The plot follows Kabuki and her struggle to redefine her identity and leave her past behind her, largely though her letters to the mysterious Akemi. That or it’s about David Mack himself trying to do exactly the same thing…
I’m a big fan of the kinds of comics that require a bit of decoding- I’m not sure if I’ll ever measure up enough to actually be able to make them for myself- but I really like “thinking too hard about things” comics (obvious example being Asterios Polyp by David Mazzucchelli). This comic certainly gives you plenty to wrap your brain around; systems and symbols reoccur in ways you don’t expect and quickly substitute for backgrounds in way which I really like.
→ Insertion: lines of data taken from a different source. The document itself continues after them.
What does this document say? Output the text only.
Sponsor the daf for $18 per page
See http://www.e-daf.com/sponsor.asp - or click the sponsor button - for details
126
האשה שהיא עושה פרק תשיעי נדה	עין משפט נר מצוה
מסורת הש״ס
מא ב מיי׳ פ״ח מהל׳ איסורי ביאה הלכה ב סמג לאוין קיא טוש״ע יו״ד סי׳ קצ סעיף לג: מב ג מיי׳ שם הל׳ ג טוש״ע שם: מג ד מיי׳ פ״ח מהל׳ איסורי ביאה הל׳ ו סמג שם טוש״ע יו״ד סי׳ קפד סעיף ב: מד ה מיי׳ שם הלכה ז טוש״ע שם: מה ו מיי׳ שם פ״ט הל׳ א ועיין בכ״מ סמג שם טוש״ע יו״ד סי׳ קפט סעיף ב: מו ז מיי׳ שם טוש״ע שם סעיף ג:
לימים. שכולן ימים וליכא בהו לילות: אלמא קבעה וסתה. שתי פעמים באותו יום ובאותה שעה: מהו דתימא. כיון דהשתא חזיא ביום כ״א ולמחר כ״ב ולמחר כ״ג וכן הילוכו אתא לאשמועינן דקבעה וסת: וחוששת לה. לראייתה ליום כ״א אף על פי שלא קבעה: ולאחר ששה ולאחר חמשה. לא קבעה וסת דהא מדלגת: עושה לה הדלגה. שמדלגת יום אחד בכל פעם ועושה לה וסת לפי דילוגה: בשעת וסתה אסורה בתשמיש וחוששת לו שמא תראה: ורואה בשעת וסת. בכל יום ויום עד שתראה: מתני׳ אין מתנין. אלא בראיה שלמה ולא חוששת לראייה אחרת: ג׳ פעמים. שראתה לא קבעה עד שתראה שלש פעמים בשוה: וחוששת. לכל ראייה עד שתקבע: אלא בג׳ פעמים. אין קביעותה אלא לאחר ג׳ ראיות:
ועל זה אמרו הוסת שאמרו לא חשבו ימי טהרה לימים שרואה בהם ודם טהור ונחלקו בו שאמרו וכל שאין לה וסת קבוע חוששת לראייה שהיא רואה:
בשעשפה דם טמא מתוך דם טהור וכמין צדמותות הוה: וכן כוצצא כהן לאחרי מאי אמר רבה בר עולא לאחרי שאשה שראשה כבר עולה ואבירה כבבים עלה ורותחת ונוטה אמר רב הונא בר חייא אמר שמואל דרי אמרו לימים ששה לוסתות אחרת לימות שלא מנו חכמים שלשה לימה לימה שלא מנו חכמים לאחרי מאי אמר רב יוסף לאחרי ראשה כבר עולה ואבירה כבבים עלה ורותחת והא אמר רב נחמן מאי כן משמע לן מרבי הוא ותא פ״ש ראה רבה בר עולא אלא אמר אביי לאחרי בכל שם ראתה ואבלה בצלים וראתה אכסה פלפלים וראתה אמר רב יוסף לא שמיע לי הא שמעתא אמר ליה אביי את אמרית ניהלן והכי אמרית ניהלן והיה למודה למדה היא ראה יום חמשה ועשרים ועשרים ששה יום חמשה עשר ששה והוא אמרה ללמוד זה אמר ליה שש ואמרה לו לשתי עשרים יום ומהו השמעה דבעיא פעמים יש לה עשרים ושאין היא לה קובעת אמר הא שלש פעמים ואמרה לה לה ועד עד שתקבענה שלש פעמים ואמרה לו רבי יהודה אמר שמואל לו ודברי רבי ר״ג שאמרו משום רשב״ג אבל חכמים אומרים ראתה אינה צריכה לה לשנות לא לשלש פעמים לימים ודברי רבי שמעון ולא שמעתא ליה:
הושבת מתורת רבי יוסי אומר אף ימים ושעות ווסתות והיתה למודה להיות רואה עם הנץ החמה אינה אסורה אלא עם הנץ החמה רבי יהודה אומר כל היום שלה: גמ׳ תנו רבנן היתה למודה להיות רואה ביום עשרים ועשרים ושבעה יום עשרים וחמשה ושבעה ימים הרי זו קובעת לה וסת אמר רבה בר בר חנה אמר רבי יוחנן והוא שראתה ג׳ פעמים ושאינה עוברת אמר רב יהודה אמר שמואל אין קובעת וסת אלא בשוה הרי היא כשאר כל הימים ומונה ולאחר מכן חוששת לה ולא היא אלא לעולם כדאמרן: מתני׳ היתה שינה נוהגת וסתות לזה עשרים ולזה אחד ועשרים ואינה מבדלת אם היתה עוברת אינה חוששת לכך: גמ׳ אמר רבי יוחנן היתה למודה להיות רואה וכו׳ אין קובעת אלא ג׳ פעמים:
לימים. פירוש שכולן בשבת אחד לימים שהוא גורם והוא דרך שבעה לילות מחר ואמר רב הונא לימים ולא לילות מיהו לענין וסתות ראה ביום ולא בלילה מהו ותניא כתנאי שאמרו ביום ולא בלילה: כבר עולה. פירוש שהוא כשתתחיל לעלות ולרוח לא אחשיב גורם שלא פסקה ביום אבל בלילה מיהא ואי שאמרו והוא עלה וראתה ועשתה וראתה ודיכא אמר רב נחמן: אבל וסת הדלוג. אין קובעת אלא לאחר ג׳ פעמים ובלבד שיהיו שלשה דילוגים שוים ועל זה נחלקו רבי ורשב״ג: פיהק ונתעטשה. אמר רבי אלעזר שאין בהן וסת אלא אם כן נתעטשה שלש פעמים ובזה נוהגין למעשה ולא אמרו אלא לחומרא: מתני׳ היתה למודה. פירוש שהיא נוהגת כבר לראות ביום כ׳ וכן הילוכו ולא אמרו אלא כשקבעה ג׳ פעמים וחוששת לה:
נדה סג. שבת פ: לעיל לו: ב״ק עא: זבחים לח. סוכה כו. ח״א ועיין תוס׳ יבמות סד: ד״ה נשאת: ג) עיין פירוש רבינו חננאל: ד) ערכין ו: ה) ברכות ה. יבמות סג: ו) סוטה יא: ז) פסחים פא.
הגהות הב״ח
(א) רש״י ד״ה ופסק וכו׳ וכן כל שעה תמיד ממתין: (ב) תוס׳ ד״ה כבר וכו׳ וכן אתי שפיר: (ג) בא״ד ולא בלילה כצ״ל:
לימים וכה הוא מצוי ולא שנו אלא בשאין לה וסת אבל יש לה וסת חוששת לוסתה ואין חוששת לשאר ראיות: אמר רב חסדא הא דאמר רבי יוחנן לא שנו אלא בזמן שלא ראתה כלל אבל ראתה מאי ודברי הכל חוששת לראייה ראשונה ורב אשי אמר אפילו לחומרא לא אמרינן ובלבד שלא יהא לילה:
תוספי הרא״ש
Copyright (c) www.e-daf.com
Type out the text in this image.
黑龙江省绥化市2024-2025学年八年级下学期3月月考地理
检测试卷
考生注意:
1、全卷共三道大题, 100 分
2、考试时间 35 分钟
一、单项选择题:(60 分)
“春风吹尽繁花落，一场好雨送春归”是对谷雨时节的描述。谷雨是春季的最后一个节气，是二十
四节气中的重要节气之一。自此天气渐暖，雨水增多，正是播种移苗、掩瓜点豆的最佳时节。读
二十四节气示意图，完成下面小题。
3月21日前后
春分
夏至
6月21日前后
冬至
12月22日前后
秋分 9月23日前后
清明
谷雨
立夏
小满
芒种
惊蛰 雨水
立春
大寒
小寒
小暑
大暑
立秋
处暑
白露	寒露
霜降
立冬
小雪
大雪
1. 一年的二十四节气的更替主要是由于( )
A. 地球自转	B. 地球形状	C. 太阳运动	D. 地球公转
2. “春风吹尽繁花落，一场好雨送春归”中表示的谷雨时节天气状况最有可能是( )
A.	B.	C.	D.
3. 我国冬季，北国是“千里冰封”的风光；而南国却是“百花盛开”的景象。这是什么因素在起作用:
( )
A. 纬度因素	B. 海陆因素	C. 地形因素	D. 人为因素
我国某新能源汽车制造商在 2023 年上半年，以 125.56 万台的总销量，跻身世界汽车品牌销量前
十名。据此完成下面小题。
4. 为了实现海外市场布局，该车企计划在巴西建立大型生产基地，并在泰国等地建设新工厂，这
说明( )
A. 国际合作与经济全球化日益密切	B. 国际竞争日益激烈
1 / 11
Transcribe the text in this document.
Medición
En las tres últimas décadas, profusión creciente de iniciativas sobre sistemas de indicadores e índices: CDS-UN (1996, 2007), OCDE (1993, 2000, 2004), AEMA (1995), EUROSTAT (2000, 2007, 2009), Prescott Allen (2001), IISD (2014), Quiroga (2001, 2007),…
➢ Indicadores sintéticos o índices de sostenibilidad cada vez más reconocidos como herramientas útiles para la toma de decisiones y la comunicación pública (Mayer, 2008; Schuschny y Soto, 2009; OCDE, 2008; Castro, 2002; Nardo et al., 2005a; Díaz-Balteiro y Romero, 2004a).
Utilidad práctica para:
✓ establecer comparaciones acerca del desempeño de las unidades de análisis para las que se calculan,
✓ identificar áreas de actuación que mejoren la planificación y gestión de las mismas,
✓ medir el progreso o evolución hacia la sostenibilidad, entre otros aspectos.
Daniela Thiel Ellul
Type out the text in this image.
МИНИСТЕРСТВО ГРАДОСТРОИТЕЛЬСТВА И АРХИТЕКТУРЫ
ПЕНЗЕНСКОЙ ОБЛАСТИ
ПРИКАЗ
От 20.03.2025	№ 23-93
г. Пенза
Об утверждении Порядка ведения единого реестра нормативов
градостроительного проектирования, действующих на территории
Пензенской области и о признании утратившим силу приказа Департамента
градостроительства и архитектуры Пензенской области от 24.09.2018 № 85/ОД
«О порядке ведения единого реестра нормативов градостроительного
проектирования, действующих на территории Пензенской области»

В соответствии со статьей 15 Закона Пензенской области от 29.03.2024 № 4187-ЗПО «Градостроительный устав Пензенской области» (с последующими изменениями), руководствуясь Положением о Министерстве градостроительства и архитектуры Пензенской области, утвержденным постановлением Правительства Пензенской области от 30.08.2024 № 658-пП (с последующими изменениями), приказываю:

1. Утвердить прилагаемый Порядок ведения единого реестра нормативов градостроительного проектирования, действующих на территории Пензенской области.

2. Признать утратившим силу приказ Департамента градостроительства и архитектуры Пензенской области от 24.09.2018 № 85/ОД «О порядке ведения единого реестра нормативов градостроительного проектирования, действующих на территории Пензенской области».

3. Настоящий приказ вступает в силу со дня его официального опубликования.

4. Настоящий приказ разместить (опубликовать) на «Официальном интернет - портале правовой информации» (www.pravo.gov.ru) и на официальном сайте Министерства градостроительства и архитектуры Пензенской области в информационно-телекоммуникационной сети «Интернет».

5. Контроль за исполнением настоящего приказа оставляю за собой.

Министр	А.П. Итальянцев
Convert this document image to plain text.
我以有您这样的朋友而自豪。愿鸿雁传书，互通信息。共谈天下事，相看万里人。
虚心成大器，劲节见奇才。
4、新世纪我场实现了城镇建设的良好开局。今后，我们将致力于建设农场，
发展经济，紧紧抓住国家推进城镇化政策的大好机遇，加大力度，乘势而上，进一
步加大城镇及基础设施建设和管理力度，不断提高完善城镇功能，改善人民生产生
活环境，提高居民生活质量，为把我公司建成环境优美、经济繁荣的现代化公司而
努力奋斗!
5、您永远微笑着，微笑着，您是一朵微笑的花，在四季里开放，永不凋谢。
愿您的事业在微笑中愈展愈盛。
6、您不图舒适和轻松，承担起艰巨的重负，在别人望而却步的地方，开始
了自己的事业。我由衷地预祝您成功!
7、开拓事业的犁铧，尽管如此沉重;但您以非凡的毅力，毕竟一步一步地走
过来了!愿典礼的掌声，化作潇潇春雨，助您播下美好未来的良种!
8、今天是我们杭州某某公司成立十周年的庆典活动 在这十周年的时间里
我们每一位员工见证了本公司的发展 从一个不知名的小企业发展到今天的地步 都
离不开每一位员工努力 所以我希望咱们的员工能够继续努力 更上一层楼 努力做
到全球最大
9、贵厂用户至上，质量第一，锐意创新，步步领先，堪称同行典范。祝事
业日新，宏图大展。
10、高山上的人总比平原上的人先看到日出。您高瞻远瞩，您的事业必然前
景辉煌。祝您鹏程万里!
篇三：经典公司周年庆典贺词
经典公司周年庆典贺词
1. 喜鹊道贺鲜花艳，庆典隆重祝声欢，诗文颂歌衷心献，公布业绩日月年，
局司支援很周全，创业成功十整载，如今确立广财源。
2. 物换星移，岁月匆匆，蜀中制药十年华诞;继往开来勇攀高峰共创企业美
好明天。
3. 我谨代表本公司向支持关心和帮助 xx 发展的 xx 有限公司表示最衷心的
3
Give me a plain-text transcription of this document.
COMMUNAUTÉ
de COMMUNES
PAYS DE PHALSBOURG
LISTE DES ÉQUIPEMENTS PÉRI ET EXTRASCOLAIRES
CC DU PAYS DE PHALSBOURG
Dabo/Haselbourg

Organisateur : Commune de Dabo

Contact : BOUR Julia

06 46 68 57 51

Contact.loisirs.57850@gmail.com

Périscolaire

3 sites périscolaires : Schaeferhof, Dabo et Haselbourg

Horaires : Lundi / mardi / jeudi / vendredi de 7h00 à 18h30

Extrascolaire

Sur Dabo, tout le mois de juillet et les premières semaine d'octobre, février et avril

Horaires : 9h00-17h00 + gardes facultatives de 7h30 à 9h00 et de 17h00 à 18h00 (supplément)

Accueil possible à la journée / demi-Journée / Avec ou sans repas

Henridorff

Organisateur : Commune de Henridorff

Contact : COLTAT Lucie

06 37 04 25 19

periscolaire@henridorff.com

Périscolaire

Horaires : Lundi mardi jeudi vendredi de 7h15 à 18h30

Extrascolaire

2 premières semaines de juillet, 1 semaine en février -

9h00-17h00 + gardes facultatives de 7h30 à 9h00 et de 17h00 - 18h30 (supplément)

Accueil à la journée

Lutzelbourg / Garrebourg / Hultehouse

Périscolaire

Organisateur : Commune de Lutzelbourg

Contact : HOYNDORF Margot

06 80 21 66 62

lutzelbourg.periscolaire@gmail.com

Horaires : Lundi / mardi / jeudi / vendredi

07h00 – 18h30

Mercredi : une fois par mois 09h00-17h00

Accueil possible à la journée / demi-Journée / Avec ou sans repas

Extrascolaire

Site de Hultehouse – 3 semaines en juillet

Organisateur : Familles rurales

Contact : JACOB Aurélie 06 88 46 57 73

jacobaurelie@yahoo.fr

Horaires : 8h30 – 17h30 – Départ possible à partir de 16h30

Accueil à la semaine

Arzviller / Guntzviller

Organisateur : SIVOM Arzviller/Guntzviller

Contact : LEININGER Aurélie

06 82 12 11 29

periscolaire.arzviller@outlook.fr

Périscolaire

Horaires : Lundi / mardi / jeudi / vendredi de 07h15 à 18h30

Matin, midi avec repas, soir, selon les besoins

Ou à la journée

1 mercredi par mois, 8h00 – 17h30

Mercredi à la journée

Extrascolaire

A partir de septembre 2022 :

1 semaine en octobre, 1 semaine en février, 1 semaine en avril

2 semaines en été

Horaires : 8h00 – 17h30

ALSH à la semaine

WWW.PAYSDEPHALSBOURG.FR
The part of the book I found most interesting was this about working what your calling or dream is: “Start by recalling what you liked to do a child… Around the age of 9 to 11… Think back to what you enjoyed before they squeezed you into a box of practically. Before they were minimized or channeled into a cookie cutter.”
I love this quote because it hits the nail on the head of why I think making comics for this age group is so important. This is when we’ve grown-up enough to be our own people, to be individuals, but still don’t know enough about the world to be trying to fit a mould. I was the most myself when I was 9. After that I think I was trying to be cool or deliberating trying to be uncool.
This is a pretty jumbled “review”. I’m out of practise with this blogging lark.